大武侠峠

大部屋創介

第1話

「果たし状」と達筆で大書されたその手紙は、ステキなラブレターとはほど遠い代物だ。

「こんな煮ても焼いても食えそうもない物をどうしろって言うんだ」と手紙を開くと次のような用件が書かれていた。

『――五月十日月曜日の一七時、学園の闘技場で決闘を申し込む。武侠が強者と立ち合うことに理由などいらぬ。差し出し主・長門正剛』

 こりゃ参った。長門って言ったら学園でも相当な腕っ節を持つ巨漢だ。

 長門正剛、身長一九五センチ、体重一〇〇キロ。

 その男の剛拳は、コンクリートを破壊してしまうほどだと言われ、肉体はどんな攻撃にも耐えてしまいそうな屈強な身体だ。

 そして喧嘩はいつもどんな相手でも一撃で終わらせてしまうのである。

 単純な話だ。どんな蹴りやパンチも全て受けながら長門が接近し、長門が相手に鉄拳を喰らわすと、相手はひとたび吹っ飛んでいき、人体は滅茶苦茶に破壊されるという常軌を逸した腕っ節の強さだ。

 そんな相手から果たし状を送られたのは童顔で小柄な何処にでも居そうな男子高校生の東鬼健斗しのぎけんとだった。

「一刻も早く学校から逃げよう! あんな人と東鬼くんが決闘なんてしたら殺されちゃうよ・・・・・・!」

 放課後の下駄箱で健斗と一緒に帰ろうとしていた望月聖華は青ざめていた。

 聖華は黒髪の両端を触角のように縛った短めなツインテールの髪型に一五三センチと体格は小柄ながら容姿は抜群に良い女子生徒だ。

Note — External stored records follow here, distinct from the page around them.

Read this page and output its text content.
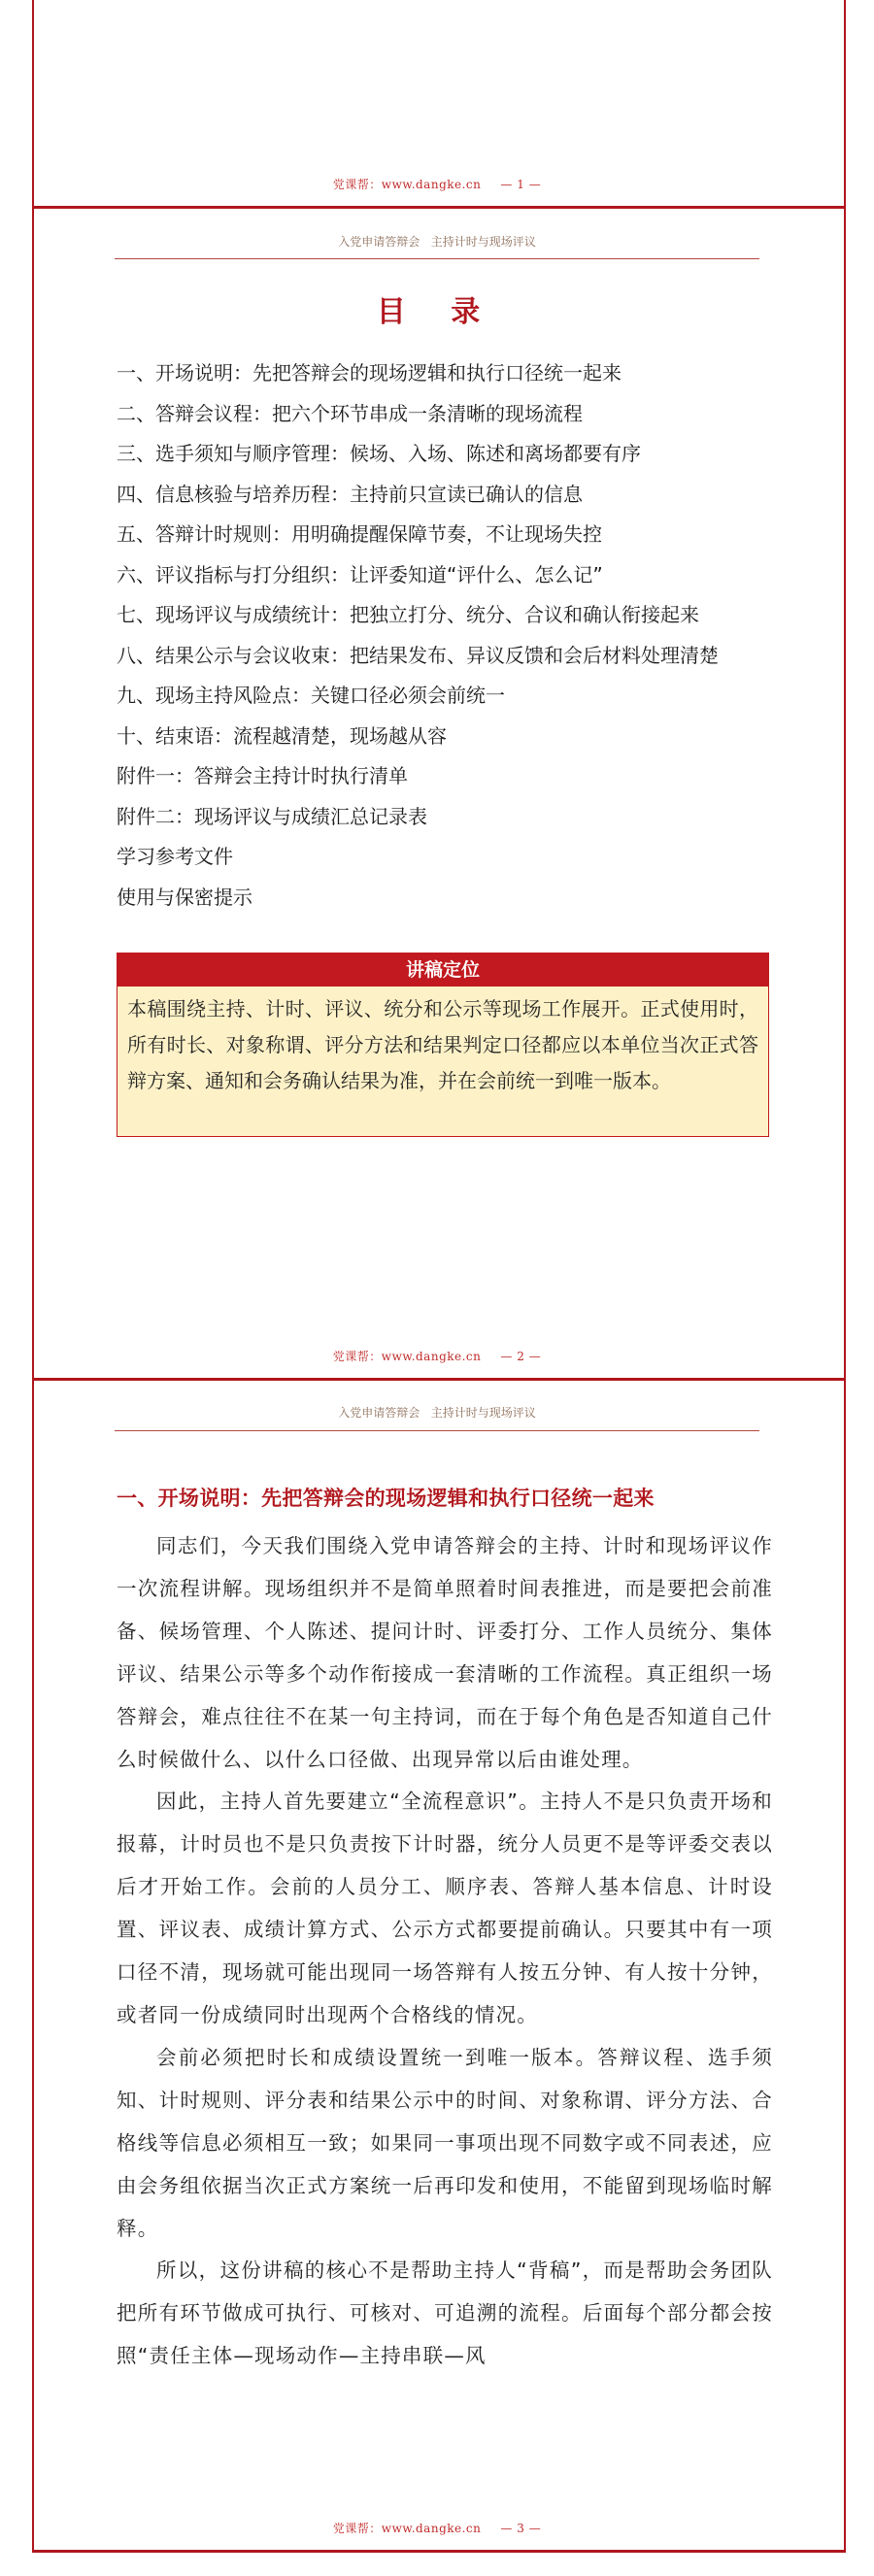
党课帮：www.dangke.cn — 1 —
入党申请答辩会 主持计时与现场评议
目 录
一、开场说明：先把答辩会的现场逻辑和执行口径统一起来
二、答辩会议程：把六个环节串成一条清晰的现场流程
三、选手须知与顺序管理：候场、入场、陈述和离场都要有序
四、信息核验与培养历程：主持前只宣读已确认的信息
五、答辩计时规则：用明确提醒保障节奏，不让现场失控
六、评议指标与打分组织：让评委知道“评什么、怎么记”
七、现场评议与成绩统计：把独立打分、统分、合议和确认衔接起来
八、结果公示与会议收束：把结果发布、异议反馈和会后材料处理清楚
九、现场主持风险点：关键口径必须会前统一
十、结束语：流程越清楚，现场越从容
附件一：答辩会主持计时执行清单
附件二：现场评议与成绩汇总记录表
学习参考文件
使用与保密提示
讲稿定位
本稿围绕主持、计时、评议、统分和公示等现场工作展开。正式使用时，所有时长、对象称谓、评分方法和结果判定口径都应以本单位当次正式答辩方案、通知和会务确认结果为准，并在会前统一到唯一版本。
党课帮：www.dangke.cn — 2 —
入党申请答辩会 主持计时与现场评议
一、开场说明：先把答辩会的现场逻辑和执行口径统一起来

同志们，今天我们围绕入党申请答辩会的主持、计时和现场评议作一次流程讲解。现场组织并不是简单照着时间表推进，而是要把会前准备、候场管理、个人陈述、提问计时、评委打分、工作人员统分、集体评议、结果公示等多个动作衔接成一套清晰的工作流程。真正组织一场答辩会，难点往往不在某一句主持词，而在于每个角色是否知道自己什么时候做什么、以什么口径做、出现异常以后由谁处理。

因此，主持人首先要建立“全流程意识”。主持人不是只负责开场和报幕，计时员也不是只负责按下计时器，统分人员更不是等评委交表以后才开始工作。会前的人员分工、顺序表、答辩人基本信息、计时设置、评议表、成绩计算方式、公示方式都要提前确认。只要其中有一项口径不清，现场就可能出现同一场答辩有人按五分钟、有人按十分钟，或者同一份成绩同时出现两个合格线的情况。

会前必须把时长和成绩设置统一到唯一版本。答辩议程、选手须知、计时规则、评分表和结果公示中的时间、对象称谓、评分方法、合格线等信息必须相互一致；如果同一事项出现不同数字或不同表述，应由会务组依据当次正式方案统一后再印发和使用，不能留到现场临时解释。

所以，这份讲稿的核心不是帮助主持人“背稿”，而是帮助会务团队把所有环节做成可执行、可核对、可追溯的流程。后面每个部分都会按照“责任主体—现场动作—主持串联—风

党课帮：www.dangke.cn — 3 —
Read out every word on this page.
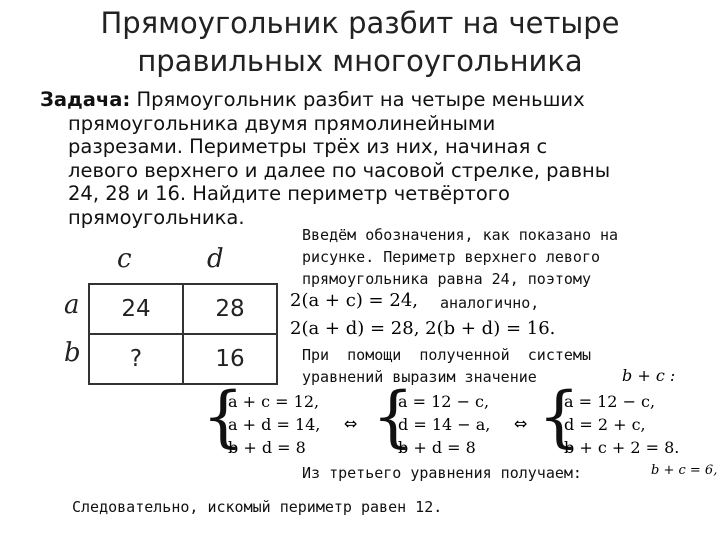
Прямоугольник разбит на четыре
правильных многоугольника
Задача: Прямоугольник разбит на четыре меньших
прямоугольника двумя прямолинейными
разрезами. Периметры трёх из них, начиная с
левого верхнего и далее по часовой стрелке, равны
24, 28 и 16. Найдите периметр четвёртого
прямоугольника.
c	d
a
b
24	28
?	16
Введём обозначения, как показано на
рисунке. Периметр верхнего левого
прямоугольника равна 24, поэтому
2(a + c) = 24, аналогично,
2(a + d) = 28, 2(b + d) = 16.
При  помощи  полученной  системы
уравнений выразим значение	b + c :
{
a + c = 12,
a + d = 14,
b + d = 8
⇔ {
a = 12 − c,
d = 14 − a,
b + d = 8
⇔ {
a = 12 − c,
d = 2 + c,
b + c + 2 = 8.
Из третьего уравнения получаем:	b + c = 6,
Следовательно, искомый периметр равен 12.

 聖華は健斗の身を案じ、早く学校から逃げ出そうと提案するが、健斗は「ちょっと、うんこしてくる・・・・・・」と言い残し、学園の闘技場のある方向に向かって行った。

「大変だー・・・・・・」

聖華が慌てふためいていたら、ツリ目にサイドテールの髪型に腰には刀を帯刀した女子生徒、早乙女美沙が下駄箱を通りがかった。

「ん、聖華どうしたのだ?」

「うえーん、美沙ちゃーん! 東鬼くんが殺されちゃうよー!」

 聖華は健斗に送られてきた果たし状を美沙に見せた。

「おぉ! この決闘はかなり気になるな。特等席で見物しようか」

「そんなのん気なこと言っている場合じゃないよ!」

「そうだな、この一戦を見逃すわけにはいかないな、急いでポテチとジュースを用意して観に行くのだ」

 美沙は駆け足で購買部へと向かい、聖華は泣きそうになりながら立ち竦んでいた。